Bob Iger, the chief executive of the Walt Disney Company announced the name of the proposed online service while discussing full year results in a call with analysts.

Six months after the launch of ESPN+ he said that more than a million customers have subscribed. “The early growth trajectory of ESPN+ is very encouraging and we believe it bodes very well for our overall, global DTC strategy,” he said.

“Our Disney-branded service — which we are officially calling “Disney+” — will be in the US market late next year, offering a rich array of original Disney, Pixar, Marvel, Star Wars and National Geographic content, along with unprecedented access to our incredible library of film and television content, including all of our new theatrical releases starting with the 2019 slate.”

Disney+ brands - Disney, Pixar, Marvel, Star Wars, National Geographic

“As with ESPN+, the launch of Disney+ will just be the starting point — we plan to continually elevate the experience and enhance the value to consumers with a constant pipeline of exclusive new content as we move forward.”

“I visited BamTech last week and saw an early prototype of the app, which will feature elegant navigation, personalization, and content segmented primarily by our core brands: namely, Disney, Pixar, Marvel, Star Wars, and the soon-to-be-added National Geographic,” he said. “It will blend library product with original content under these 5 brand banners, and we are confident it will be a compelling consumer proposition.”

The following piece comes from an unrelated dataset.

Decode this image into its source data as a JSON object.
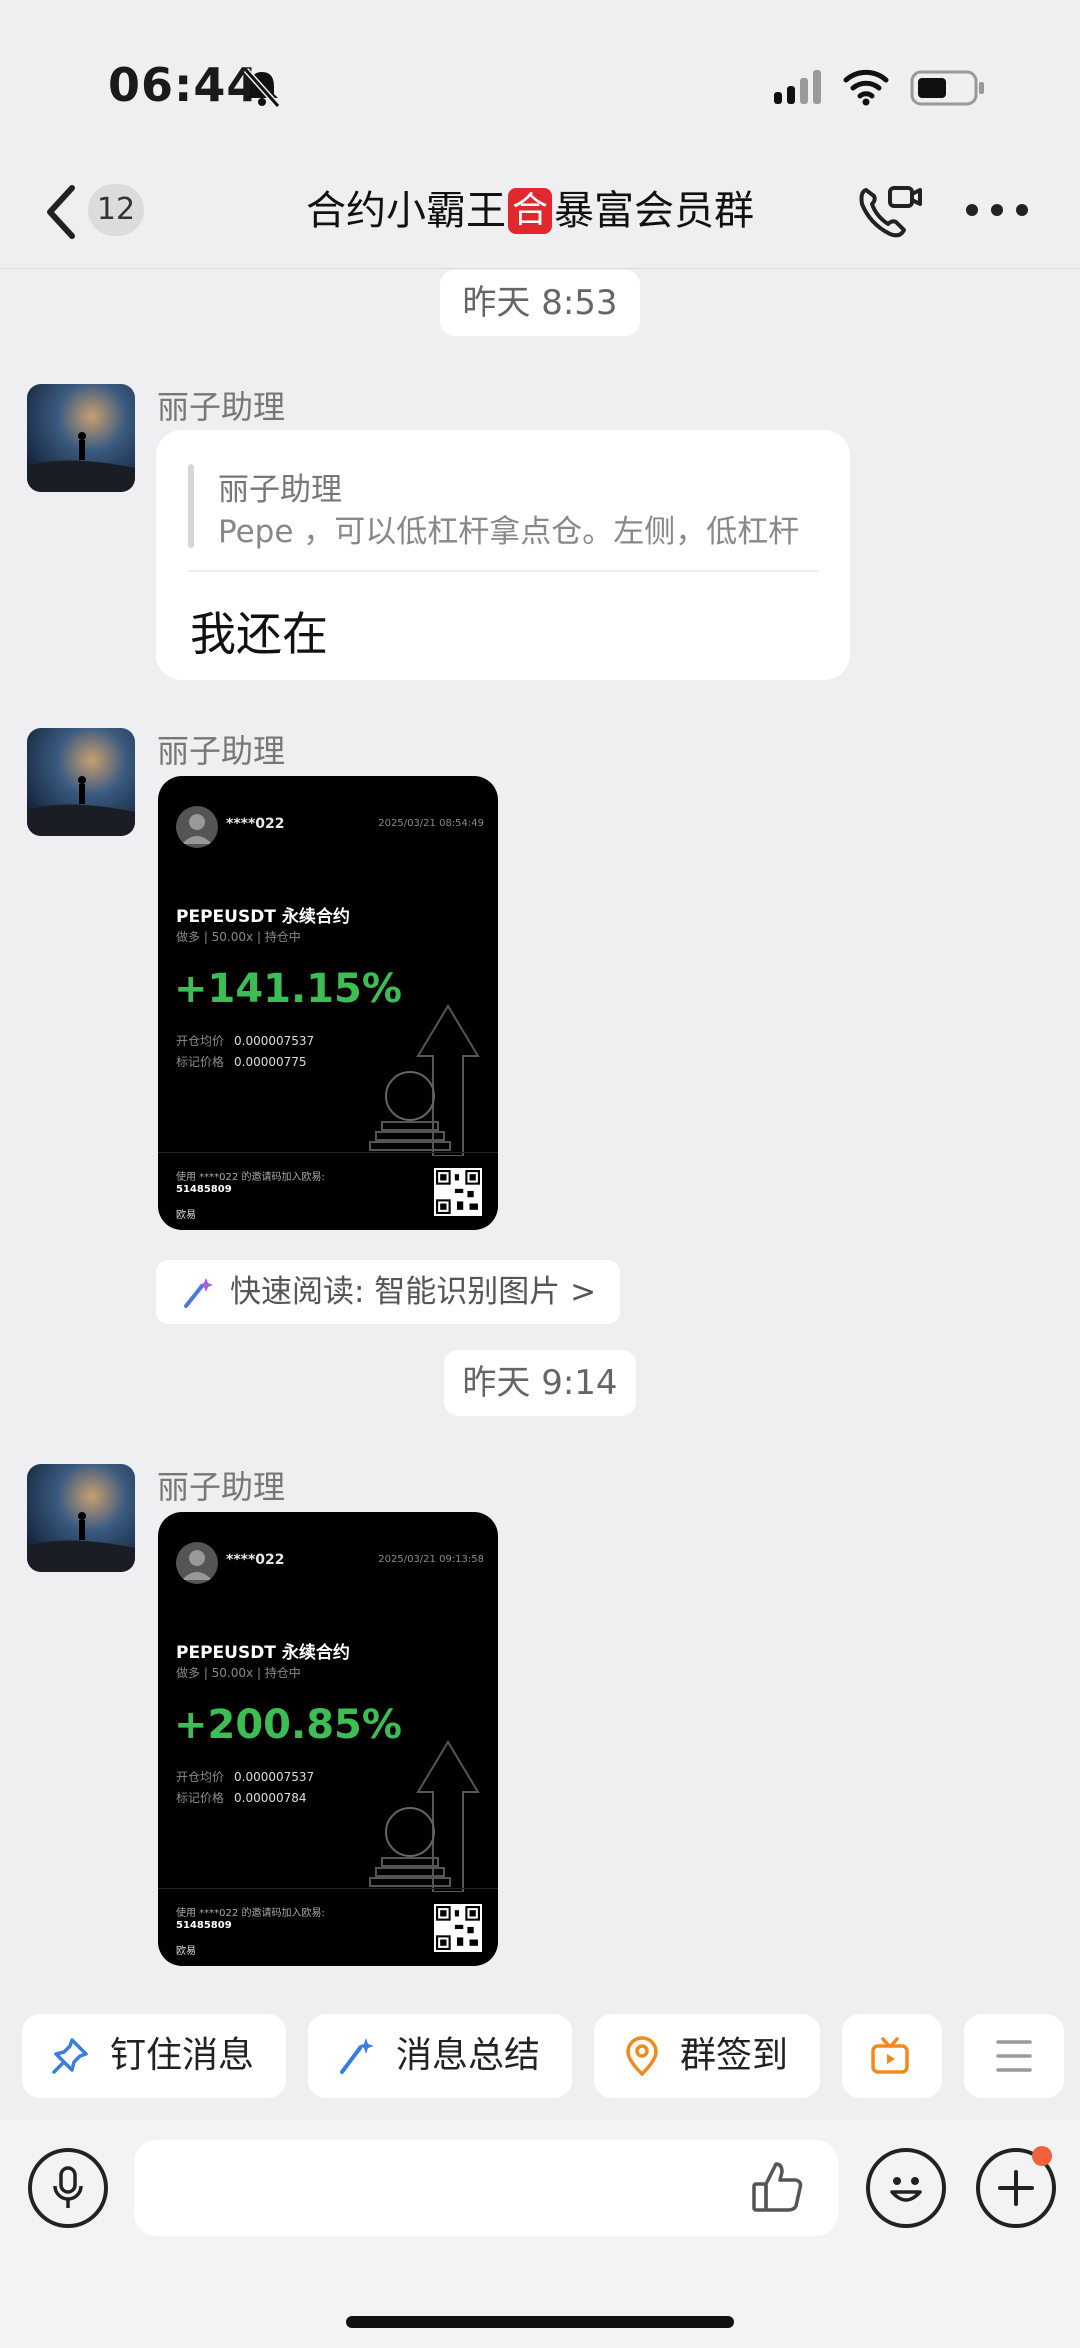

Having lost out on the opportunity to acquire Sky, the company is still planning to roll Disney+ out in Europe. It is also planning to introduce Hulu into international markets.

As far as Hulu is concerned, with the completion of the 21st Century Fox transaction, Disney will have a 60% controlling share. The Disney chief executive said that unless Comcast and AT&T divest their stock it would continue to work with them. Once the transaction closes it will discuss with the management and board the opportunities for global growth and investment in programming.

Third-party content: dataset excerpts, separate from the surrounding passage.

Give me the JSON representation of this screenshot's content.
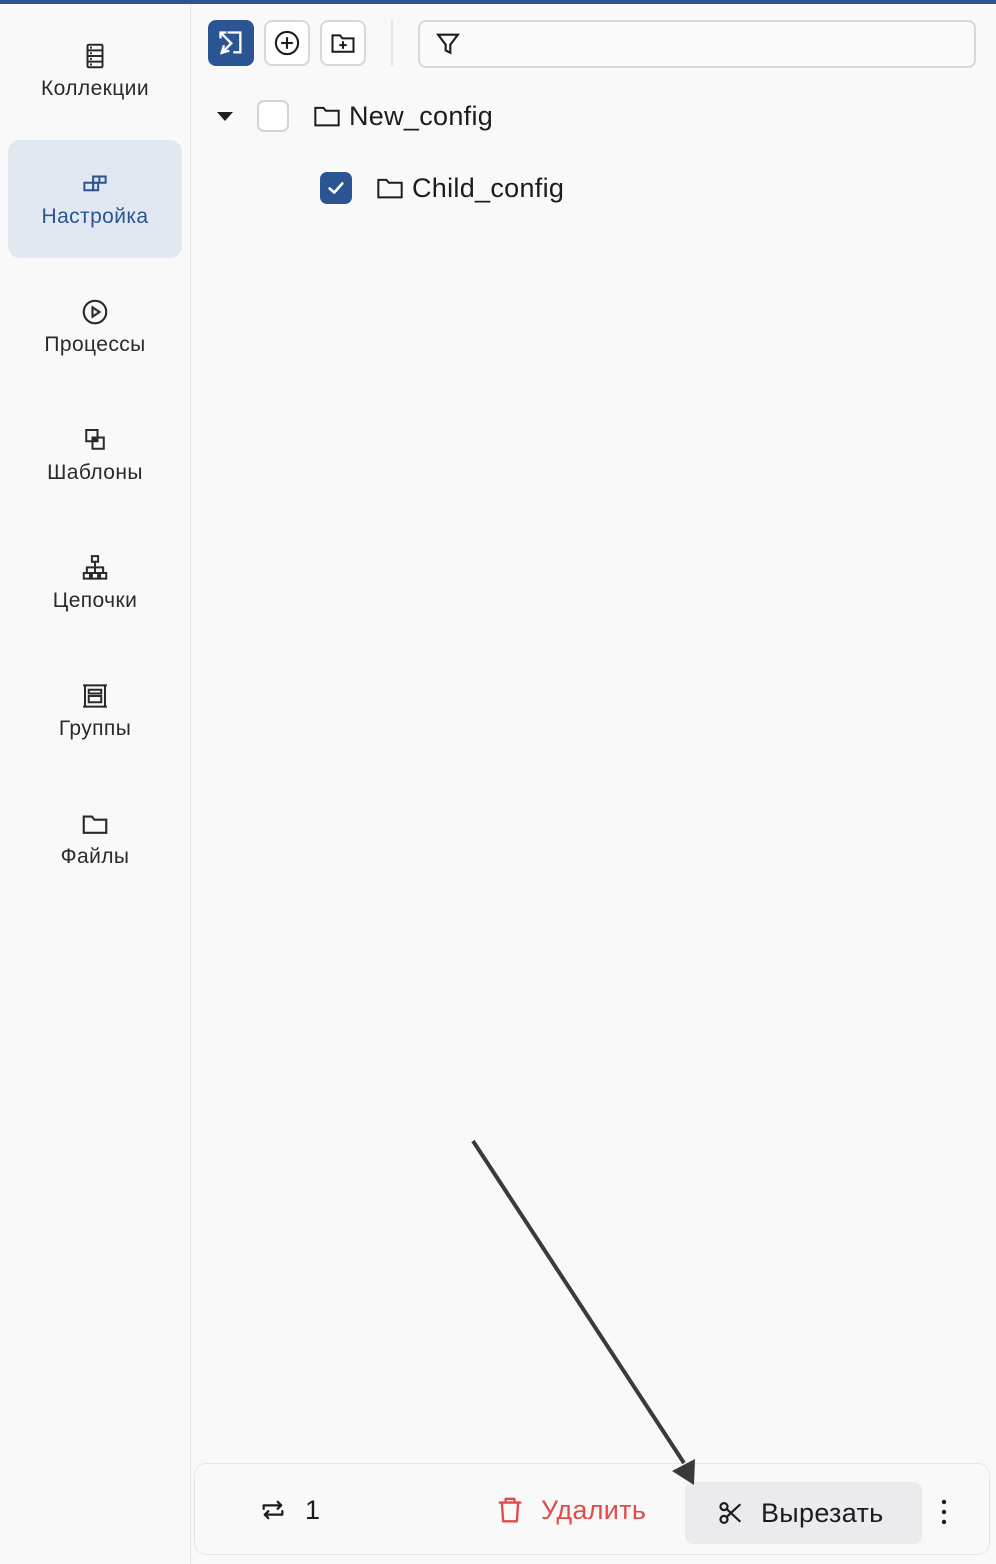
{
  "sidebar": {
    "items": [
      {
        "label": "Коллекции",
        "icon": "server-list-icon",
        "active": false
      },
      {
        "label": "Настройка",
        "icon": "blocks-icon",
        "active": true
      },
      {
        "label": "Процессы",
        "icon": "play-circle-icon",
        "active": false
      },
      {
        "label": "Шаблоны",
        "icon": "copy-squares-icon",
        "active": false
      },
      {
        "label": "Цепочки",
        "icon": "hierarchy-icon",
        "active": false
      },
      {
        "label": "Группы",
        "icon": "group-frame-icon",
        "active": false
      },
      {
        "label": "Файлы",
        "icon": "folder-icon",
        "active": false
      }
    ]
  },
  "toolbar": {
    "buttons": [
      "select-mode-icon",
      "add-circle-icon",
      "add-folder-icon"
    ],
    "filter_icon": "filter-icon",
    "filter_value": ""
  },
  "tree": {
    "nodes": [
      {
        "label": "New_config",
        "expanded": true,
        "checked": false,
        "level": 0
      },
      {
        "label": "Child_config",
        "checked": true,
        "level": 1
      }
    ]
  },
  "bottom_bar": {
    "count_icon": "repeat-icon",
    "selected_count": "1",
    "delete_label": "Удалить",
    "cut_label": "Вырезать",
    "more_icon": "more-vertical-icon"
  },
  "colors": {
    "accent": "#2b5493",
    "active_bg": "#e1e8f1",
    "danger": "#e24b4b",
    "arrow": "#3a3a3a"
  }
}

“That said, we think that given the success of Hulu so far in terms of subscriber growth and relative brand strength, and other things too like demographics, we think there’s an opportunity to increase investment in Hulu, notably on the programming side.”

“We aim to use the television production capabilities of the combined company to fuel Hulu with a lot more original programming, original programming that we feel will enable Hulu to compete even more aggressively in the marketplace.”